Predicate Evaluation Sequence
Predicates execute in a predetermined order defined by:
var predicatesOrdering = []string{
ValidateNodeCondition,
CheckNodeSchedulable,
GeneralPredicate,
HostnameMatch,
NodePortAvailability,
NodeSelectorCompliance,
ResourceSufficiency,
StorageCompatibility,
TaintTolerance,
NoExecuteTaintTolerance,
LabelPresenceCheck,
ServiceAffinity,
MaxEBSVolumeCount,
MaxGCEPDVolumeCount,
MaxCSIVolumeCount,
MaxAzureDiskVolumeCount,
VolumeBindingCheck,
VolumeZoneConflict,
MemoryPressureCheck,
PIDPressureCheck,
DiskPressureCheck,
InterPodAffinity,
}
This ordering optimizes early rejection of unfit nodes. The rationale behind key positions:
| Position | Predicate | Justification |
|---|---|---|
| 1 | Node Condition Validation | Eliminate nodes in problematic states immediately |
| 2 | Hostname Matching | Fast exact-match check for pod.spec.nodeName |
| 3 | Port Availability | Validate requested host ports early |
| 4 | Node Selector | Filter by node labels after basic checks |
| 5 | Resource Sufficiency | Range-based validation, less restrictive than exact matches |
| 6 | Storage Compatibility | Check volume conflicst post-resource validation |
| 7 | Taint Tolerance | Evaluate node taints against pod tolerations |
| 14-15 | Pressure Checks | Infrequent conditions placed later in sequence |
| 16 | Inter-Pod Affinity | Most computationally expensive predicate last |
This sequence can be overridden through scheduling policy configuration:
{
"kind": "SchedulingPolicy",
"apiVersion": "v1",
"predicates": [
{"name": "NodePortAvailability", "order": 2},
{"name": "ResourceSufficiency", "order": 3},
{"name": "StorageCompatibility", "order": 5},
{"name": "TaintTolerance", "order": 4},
{"name": "NodeSelectorCompliance", "order": 6},
{"name": "HostnameMatch", "order": 1}
],
"priorities": [
{"name": "ResourceOptimization", "weight": 1},
{"name": "BalancedDistribution", "weight": 1},
{"name": "ServiceSpreading", "weight": 1},
{"name": "UniformPriority", "weight": 1}
],
"affinityWeight": 10
}
Individual Predicate Execution
Each predicate conforms to the FitPredicate signature:
type FitPredicate func(pod *v1.Pod, meta PredicateMetadata, nodeInfo *schedulercache.NodeInfo) (bool, []PredicateFailureReason, error)

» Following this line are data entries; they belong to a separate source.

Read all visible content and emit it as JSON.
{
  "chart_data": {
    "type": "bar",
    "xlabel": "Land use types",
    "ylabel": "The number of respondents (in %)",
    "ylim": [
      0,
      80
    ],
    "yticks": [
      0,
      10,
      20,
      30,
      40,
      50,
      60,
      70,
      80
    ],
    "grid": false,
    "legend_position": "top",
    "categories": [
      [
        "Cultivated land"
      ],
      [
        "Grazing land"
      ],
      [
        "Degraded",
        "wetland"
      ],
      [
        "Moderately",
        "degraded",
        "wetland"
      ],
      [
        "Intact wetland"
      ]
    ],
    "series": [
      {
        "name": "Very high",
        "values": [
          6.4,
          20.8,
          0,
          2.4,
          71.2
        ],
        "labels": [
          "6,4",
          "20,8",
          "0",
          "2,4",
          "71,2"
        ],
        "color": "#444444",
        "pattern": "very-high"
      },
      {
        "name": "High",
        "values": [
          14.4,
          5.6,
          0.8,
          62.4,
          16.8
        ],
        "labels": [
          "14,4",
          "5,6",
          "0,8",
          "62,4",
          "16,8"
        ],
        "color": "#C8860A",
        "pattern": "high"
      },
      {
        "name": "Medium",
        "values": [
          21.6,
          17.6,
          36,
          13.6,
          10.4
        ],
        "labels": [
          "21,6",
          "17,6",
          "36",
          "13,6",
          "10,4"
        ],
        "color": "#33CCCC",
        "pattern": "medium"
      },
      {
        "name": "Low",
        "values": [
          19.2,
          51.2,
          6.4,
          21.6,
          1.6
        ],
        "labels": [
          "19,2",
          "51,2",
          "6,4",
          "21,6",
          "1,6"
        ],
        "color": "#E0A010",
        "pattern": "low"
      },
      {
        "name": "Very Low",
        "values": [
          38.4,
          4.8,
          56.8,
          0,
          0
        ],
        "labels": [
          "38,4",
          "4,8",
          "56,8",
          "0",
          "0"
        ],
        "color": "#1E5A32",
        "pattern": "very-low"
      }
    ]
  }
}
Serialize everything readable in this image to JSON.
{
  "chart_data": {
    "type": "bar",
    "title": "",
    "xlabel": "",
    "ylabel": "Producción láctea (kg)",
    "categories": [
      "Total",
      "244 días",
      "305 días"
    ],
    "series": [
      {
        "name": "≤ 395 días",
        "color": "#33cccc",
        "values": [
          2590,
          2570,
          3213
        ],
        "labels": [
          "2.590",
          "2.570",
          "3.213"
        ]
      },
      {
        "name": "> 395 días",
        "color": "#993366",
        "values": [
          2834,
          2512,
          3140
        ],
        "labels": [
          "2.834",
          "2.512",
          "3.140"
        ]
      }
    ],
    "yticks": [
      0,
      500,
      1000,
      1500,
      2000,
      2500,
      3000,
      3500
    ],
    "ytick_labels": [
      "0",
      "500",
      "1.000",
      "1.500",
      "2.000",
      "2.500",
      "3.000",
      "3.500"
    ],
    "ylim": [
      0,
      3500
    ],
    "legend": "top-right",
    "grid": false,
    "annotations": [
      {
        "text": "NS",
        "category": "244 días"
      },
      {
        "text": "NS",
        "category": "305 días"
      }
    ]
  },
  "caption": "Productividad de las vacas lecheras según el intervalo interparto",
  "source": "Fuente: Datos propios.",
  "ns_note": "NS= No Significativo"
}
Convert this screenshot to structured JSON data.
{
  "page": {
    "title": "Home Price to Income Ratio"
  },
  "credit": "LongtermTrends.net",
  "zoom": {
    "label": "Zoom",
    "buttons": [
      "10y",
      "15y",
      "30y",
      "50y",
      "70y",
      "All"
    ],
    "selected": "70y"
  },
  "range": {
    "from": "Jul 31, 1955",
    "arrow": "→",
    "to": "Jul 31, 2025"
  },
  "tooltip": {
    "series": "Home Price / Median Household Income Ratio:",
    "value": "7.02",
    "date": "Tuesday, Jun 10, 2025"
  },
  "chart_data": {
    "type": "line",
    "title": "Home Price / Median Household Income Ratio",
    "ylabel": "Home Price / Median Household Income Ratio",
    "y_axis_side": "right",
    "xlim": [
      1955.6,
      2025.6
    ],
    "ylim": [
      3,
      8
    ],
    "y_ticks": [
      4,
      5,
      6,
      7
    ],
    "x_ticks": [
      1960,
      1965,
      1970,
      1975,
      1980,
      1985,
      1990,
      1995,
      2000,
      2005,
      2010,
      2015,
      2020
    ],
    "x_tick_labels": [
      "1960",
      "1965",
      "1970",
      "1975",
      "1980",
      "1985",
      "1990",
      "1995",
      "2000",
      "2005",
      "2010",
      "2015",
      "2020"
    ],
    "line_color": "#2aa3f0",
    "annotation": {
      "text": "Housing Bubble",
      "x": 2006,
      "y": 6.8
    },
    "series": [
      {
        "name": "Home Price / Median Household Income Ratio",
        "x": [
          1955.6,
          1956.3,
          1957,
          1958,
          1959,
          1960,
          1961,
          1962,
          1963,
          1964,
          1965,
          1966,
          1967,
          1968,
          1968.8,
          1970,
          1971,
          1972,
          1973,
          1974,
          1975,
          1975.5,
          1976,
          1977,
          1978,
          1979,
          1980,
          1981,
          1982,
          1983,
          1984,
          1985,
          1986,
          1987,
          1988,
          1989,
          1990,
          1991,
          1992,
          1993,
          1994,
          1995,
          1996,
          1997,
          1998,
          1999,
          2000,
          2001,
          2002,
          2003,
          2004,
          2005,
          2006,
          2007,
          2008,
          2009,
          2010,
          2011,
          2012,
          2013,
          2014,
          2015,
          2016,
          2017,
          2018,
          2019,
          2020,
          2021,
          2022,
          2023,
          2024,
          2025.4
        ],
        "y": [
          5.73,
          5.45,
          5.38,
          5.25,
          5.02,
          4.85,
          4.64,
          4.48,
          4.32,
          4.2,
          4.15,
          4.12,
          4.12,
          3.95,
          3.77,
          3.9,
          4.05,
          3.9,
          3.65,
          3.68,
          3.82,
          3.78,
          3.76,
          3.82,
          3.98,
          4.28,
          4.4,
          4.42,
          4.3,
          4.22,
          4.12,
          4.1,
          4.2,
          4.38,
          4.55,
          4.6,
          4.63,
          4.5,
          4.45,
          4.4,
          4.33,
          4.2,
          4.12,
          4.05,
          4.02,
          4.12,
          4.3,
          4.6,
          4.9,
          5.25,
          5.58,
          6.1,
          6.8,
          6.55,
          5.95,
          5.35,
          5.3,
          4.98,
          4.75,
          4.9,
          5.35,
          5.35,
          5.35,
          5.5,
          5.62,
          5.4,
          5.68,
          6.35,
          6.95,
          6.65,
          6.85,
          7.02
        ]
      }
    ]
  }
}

The execution loop retrieves predicates by name from the registry and invokes them directly:
if predicateFunc, found := predicateRegistry[predicateName]; found {
if cacheUsable {
satisfied, failures, evalError = cache.RunPredicate(predicateFunc, predicateName, predicateIndex, targetPod, metaForAttempt, nodeForAttempt, equivalenceClass)
} else {
satisfied, failures, evalError = predicateFunc(targetPod, metaForAttempt, nodeForAttempt)
}
}
Concrete Predicate Implementation
Consider the storage conflict prevention predicate:
func PreventStorageConflicts(candidatePod *v1.Pod, metadata algorithm.PredicateMetadata, nodeSnapshot *schedulercache.NodeInfo) (bool, []algorithm.PredicateFailureReason, error) {
podVolumes := candidatePod.Spec.Volumes
existingPods := nodeSnapshot.Pods()
for _, volume := range podVolumes {
for _, runningPod := range existingPods {
if volumesIntersect(volume, runningPod) {
return false, []algorithm.PredicateFailureReason{ErrStorageConflict}, nil
}
}
}
return true, nil, nil
}
This predicate iterates through the candidate pod's volume list and cross-references against all pods currently assigned to the node, detecting any storage conflicts. The pattern demonstrates the typical structure: inspect pod specifications, compare against node state, and return a boolean result with optional failure details.